En décembre 2017, à la suite de son refus de collaborer, Rondeau a été reconnu coupable d’entrave au travail de son syndic par le Conseil de discipline de l’Ordre.


Une amende de 10 000 $, soit quatre fois le montant minimal, lui a été imposée en juillet dernier.


« Il est clair [...] que l’intimé n’a jamais eu l’intention de répondre aux questions [...] concernant les allégations d’une fraude de près de 2 M$ », souligne la décision sur sanction consultée par notre Bureau d’enquête.


Le comportement de Rondeau « empêche le plaignant [le syndic de l’Ordre] de faire la lumière sur les allégations d’une fraude importante », poursuit la décision.


Aucun remords


La situation est d’autant plus grave, selon le Conseil de l’Ordre des comptables, que Rondeau a d’abord laissé croire au syndic qu’il avait l’intention de lui répondre. Il a ensuite contesté la légitimité de l’enquête. Il a renoncé à son titre de comptable agréé quelques jours après avoir été reconnu coupable d’entrave, en décembre 2017.


Il ne fait part d’« aucun regret ni remords », selon le Conseil.


Sa démission n’est qu’un « prétexte » pour se soustraire à la justice, d’après le Conseil.


Enquête en cours


Charles Rondeau n’a pas donné suite à notre demande d’entrevue.

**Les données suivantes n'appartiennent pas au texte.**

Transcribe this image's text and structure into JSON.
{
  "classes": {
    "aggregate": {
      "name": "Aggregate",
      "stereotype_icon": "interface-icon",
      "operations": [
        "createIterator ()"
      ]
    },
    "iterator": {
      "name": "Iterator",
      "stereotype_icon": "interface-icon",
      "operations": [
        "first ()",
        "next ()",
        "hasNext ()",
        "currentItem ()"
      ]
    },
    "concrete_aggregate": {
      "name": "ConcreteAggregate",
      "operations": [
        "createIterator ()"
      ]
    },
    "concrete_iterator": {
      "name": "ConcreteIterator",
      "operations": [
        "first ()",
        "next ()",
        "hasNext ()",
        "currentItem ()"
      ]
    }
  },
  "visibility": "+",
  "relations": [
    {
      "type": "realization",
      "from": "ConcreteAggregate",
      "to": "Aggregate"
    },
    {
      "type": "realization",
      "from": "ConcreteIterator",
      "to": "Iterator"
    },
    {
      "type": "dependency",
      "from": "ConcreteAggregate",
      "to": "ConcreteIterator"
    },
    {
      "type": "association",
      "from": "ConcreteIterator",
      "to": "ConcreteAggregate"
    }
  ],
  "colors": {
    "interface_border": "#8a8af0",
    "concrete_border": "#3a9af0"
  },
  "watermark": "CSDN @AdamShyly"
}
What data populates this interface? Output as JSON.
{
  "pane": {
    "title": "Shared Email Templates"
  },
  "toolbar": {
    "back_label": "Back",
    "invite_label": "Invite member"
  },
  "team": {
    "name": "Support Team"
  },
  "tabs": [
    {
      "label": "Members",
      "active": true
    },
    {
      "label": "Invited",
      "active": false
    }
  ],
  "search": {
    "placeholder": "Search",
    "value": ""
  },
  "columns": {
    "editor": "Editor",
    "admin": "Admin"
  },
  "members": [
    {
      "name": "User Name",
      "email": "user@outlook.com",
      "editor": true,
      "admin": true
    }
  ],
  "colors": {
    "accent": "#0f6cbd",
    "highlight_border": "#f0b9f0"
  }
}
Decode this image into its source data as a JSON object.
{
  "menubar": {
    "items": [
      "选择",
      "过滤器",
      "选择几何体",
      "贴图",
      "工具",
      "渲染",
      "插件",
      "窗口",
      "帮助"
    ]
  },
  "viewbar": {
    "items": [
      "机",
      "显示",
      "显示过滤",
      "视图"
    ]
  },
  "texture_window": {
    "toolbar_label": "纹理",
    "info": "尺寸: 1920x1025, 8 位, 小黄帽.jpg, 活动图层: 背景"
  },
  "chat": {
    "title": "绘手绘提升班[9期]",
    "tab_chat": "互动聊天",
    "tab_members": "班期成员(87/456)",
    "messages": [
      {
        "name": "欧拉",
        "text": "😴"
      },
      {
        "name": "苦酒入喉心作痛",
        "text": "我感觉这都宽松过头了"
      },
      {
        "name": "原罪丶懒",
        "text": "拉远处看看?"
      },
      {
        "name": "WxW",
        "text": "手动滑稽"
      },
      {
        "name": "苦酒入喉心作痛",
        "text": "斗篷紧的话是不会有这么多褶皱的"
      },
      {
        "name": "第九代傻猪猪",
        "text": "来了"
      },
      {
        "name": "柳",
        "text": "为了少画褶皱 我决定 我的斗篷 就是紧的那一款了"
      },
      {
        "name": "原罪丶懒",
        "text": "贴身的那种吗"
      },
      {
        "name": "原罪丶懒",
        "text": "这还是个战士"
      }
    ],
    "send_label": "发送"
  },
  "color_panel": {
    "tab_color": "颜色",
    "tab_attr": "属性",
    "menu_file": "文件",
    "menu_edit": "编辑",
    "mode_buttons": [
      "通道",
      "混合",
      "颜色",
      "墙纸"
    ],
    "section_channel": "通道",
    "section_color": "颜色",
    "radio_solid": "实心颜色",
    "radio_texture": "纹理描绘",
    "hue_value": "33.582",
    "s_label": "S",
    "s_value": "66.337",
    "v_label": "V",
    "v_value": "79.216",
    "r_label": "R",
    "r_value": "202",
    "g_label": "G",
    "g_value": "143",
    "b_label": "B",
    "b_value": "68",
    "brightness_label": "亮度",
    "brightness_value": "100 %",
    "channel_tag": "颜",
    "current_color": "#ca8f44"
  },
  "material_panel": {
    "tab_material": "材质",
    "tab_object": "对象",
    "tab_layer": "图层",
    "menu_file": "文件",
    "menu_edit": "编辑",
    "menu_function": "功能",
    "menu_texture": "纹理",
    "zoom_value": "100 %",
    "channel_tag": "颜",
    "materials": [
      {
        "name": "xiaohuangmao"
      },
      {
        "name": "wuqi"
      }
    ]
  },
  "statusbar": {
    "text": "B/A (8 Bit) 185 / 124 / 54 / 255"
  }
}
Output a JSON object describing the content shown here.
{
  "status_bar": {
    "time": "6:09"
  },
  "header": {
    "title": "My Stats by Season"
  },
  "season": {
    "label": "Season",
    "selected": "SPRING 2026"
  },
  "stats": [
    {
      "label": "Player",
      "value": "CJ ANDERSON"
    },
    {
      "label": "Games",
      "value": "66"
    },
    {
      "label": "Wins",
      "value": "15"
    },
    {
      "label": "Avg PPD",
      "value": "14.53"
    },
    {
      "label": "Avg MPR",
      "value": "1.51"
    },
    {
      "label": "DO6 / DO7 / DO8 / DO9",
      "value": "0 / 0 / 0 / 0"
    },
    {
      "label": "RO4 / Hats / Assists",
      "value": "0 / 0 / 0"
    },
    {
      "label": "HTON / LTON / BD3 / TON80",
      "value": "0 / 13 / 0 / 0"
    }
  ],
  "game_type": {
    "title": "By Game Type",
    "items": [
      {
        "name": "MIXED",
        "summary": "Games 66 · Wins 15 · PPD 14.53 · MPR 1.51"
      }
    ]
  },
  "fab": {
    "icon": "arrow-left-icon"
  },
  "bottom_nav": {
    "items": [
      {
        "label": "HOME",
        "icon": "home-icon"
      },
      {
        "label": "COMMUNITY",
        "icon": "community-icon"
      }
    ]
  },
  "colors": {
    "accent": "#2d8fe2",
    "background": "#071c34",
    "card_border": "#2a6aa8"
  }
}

Son avocat, Marc Gaucher, a dit ne pas pouvoir commenter en raison de son « code déontologique ».


En parallèle, la fraude alléguée à la SIQ fait toujours l’objet d’une enquête de l’UPAC nommée Justesse.


Selon la police, l’ex-patron de la SIQ, Marc-André Fortier, ainsi que trois collecteurs de fonds libéraux, dont Rondeau, se seraient partagé près de 2 M$ dans le cadre de prolongations de baux signés par la SIQ.


Des fonds auraient été versés aux Bahamas, un paradis fiscal, et en Autriche.



QUI EST CHARLES RONDEAU ?



  • Il a été présenté à la commission Bastarache (sur le processus de nomination des juges au Québec) comme le plus important collecteur de fonds libéral de la région de Québec, avec Franco Fava.



  • Les deux hommes amassaient entre 200 000 $ et 400 000 $ par année pour les coffres du Parti libéral du Québec.



  • Rondeau a été membre de l’Ordre des comptables professionnels agréés de 1967 à 2017.



QU’EST-CE QUE L’ENQUÊTE JUSTESSE DE L’UPAC ?



  • L’enquête de l’UPAC sur Charles Rondeau et d’autres collecteurs de fonds libéraux porte sur des commissions secrètes qui auraient été versées dans le cadre de transactions immobilières à la Société immobilière du Québec (SIQ), au milieu des années 2000.



  • En juin dernier, notre Bureau d’enquête révélait que des policiers se plaignent ouvertement du manque de collaboration de la justice dans ce dossier. Ils ont dû reporter au moins trois fois en deux ans la date prévue pour les arrêter.



  • Aucune arrestation n’a encore été effectuée dans ce dossier.